Published in Snap Victoria Magazine March 2009
As economic events continue to unfold, we are once again reminded of the Streets’ (Wall and Bay) contempt for free markets despite continued rhetorical flourishes to the contrary.
Throughout this economic slowdown, the State has been ‘forced’ – we are led to believe – to step in and bail out massive conglomerates, financial institutions and insurers; organizations that, during the most recent economic boom, expected little State regulation, less State involvement and no State taxation.
Reviewing the historical record on the interaction between the State and the Street reveals that the role for the State is to create an environment wherein profits are privatized and risk is socialized. This relationship has precipitated a situation where the gap between capital and labour has reached levels last seen during the Great Depression.

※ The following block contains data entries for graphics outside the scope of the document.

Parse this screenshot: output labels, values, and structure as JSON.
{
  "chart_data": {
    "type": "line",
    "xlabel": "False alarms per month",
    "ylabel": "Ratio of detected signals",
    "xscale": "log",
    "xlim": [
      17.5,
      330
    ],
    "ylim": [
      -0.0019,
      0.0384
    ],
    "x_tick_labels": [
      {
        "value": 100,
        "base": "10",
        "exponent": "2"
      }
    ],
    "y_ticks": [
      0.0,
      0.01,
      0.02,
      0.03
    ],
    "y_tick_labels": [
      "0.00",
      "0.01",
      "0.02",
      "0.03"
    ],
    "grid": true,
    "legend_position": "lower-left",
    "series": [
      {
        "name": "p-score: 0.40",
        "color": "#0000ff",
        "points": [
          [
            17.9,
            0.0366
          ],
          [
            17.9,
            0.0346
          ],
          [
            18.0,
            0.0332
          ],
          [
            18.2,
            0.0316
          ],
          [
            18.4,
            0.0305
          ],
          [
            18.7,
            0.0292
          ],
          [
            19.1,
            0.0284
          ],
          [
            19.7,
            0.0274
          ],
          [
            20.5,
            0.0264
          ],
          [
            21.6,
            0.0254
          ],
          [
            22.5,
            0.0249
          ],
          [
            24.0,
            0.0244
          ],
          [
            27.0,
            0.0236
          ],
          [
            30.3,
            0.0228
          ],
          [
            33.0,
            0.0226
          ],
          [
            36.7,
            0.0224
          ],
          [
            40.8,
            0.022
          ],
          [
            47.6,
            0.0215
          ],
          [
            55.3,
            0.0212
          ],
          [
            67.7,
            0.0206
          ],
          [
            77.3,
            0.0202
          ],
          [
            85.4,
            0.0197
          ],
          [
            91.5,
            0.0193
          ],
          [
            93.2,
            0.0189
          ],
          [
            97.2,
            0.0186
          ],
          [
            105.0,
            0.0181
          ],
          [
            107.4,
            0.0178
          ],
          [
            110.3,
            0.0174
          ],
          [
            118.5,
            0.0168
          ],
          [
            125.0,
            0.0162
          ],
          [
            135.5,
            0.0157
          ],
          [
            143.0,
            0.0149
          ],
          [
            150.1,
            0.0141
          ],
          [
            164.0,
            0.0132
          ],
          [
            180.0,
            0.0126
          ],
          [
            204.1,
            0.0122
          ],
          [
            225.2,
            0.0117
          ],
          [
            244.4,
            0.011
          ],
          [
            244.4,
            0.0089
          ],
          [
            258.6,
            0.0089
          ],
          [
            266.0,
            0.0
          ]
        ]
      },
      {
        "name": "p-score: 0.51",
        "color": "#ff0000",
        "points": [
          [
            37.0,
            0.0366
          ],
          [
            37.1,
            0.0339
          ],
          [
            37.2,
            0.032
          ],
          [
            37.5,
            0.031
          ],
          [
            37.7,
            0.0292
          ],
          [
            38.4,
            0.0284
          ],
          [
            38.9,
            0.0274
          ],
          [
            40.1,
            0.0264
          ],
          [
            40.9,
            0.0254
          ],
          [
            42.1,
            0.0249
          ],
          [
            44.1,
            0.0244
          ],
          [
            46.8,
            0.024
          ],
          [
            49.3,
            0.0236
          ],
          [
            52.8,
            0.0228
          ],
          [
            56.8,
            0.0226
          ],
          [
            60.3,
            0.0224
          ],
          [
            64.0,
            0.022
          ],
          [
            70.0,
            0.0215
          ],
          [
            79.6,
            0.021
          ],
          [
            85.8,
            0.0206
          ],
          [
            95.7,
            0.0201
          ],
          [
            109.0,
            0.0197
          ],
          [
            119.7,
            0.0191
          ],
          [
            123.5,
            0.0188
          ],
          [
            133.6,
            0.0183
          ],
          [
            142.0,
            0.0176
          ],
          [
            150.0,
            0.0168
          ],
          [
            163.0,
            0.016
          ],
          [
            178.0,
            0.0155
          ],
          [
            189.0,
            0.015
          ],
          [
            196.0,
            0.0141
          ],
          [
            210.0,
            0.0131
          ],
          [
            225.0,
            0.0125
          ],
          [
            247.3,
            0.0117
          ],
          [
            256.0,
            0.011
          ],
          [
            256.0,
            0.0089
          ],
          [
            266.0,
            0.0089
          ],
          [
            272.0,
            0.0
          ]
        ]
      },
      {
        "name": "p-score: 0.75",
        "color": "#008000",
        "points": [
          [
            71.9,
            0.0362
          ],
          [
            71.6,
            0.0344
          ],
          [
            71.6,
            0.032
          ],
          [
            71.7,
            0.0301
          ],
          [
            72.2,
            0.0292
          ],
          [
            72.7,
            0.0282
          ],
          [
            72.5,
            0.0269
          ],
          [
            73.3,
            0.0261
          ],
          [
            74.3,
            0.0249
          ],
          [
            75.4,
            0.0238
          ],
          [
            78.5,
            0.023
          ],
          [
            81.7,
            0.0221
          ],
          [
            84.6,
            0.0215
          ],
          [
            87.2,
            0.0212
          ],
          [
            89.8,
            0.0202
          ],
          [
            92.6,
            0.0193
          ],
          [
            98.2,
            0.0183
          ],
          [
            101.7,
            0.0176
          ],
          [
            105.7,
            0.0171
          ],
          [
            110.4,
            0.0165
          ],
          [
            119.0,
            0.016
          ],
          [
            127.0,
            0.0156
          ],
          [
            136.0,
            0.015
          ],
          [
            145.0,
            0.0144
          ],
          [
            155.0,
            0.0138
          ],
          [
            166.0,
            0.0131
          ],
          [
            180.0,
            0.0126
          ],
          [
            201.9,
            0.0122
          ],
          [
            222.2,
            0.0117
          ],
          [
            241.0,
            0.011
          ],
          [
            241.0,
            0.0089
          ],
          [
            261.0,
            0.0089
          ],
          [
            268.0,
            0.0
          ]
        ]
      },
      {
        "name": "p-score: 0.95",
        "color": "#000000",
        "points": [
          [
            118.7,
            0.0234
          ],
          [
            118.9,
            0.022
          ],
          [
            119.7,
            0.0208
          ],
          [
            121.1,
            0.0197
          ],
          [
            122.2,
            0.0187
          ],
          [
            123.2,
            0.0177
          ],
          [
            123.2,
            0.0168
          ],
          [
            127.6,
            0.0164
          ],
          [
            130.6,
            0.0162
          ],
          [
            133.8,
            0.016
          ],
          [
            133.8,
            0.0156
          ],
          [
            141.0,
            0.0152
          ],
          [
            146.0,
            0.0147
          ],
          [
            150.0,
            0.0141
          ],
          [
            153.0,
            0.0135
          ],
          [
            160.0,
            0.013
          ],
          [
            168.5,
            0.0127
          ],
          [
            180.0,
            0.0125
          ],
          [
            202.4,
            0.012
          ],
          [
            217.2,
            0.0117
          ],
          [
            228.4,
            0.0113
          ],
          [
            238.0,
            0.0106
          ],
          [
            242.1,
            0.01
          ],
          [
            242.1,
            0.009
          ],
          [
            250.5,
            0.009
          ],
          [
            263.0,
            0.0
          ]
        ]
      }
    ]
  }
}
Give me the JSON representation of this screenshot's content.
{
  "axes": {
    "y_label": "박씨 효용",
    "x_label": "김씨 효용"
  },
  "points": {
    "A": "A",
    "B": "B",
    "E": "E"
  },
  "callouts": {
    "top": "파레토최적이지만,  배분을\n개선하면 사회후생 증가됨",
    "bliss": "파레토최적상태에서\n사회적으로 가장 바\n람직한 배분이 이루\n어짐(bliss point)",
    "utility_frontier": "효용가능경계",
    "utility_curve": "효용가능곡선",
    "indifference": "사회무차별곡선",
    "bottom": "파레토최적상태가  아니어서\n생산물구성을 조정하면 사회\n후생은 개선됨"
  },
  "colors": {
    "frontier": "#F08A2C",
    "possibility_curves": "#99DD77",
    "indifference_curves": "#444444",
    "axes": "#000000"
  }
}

Free markets, we are told, are also about reducing the size of the State. The historical record, however, reveals that it is not so much about shrinking the State, as it is about shifting the purpose of the State. Thus, from the 1970s onwards, there has been a concrete shift by the State away from social spending on items like health care, education and social security – items that benefit the vast majority – and towards corporate hand-outs on items like military hardware acquisitions, tax breaks for the highest income earners and massive bailouts for large conglomerates and their shareholders.
The same policies are vigorously pursued at the international level. As Ha-Joon Chang carefully notes in his most recent book, Bad Samaritans, the developed world consistently pressures developing nations to adopt ‘free trade’ policies that have little to do with free trade and everything to do with maintaining the historically exploitative relationship between ‘us’ and ‘them’; incidentally, such developed countries preach free trade while simultaneously providing generous subsidies for their own conglomerates. What Chang’s research reveals is that the developed world has attained its position at the peak not as a result of free trade, but by drawing on a portfolio of trade restrictive measures; and once at the top, kicks away the ladder by which other, developing countries may join them.
What the record reveals is that economic policies and social platforms have a crucial impact upon our standard of living. As we exit this federal prorogation and approach a provincial election, it may be important for each of us to consider which party has a platform that will best suit the interests of the vast majority, taking into account what the rhetorical flourish for free trade really means.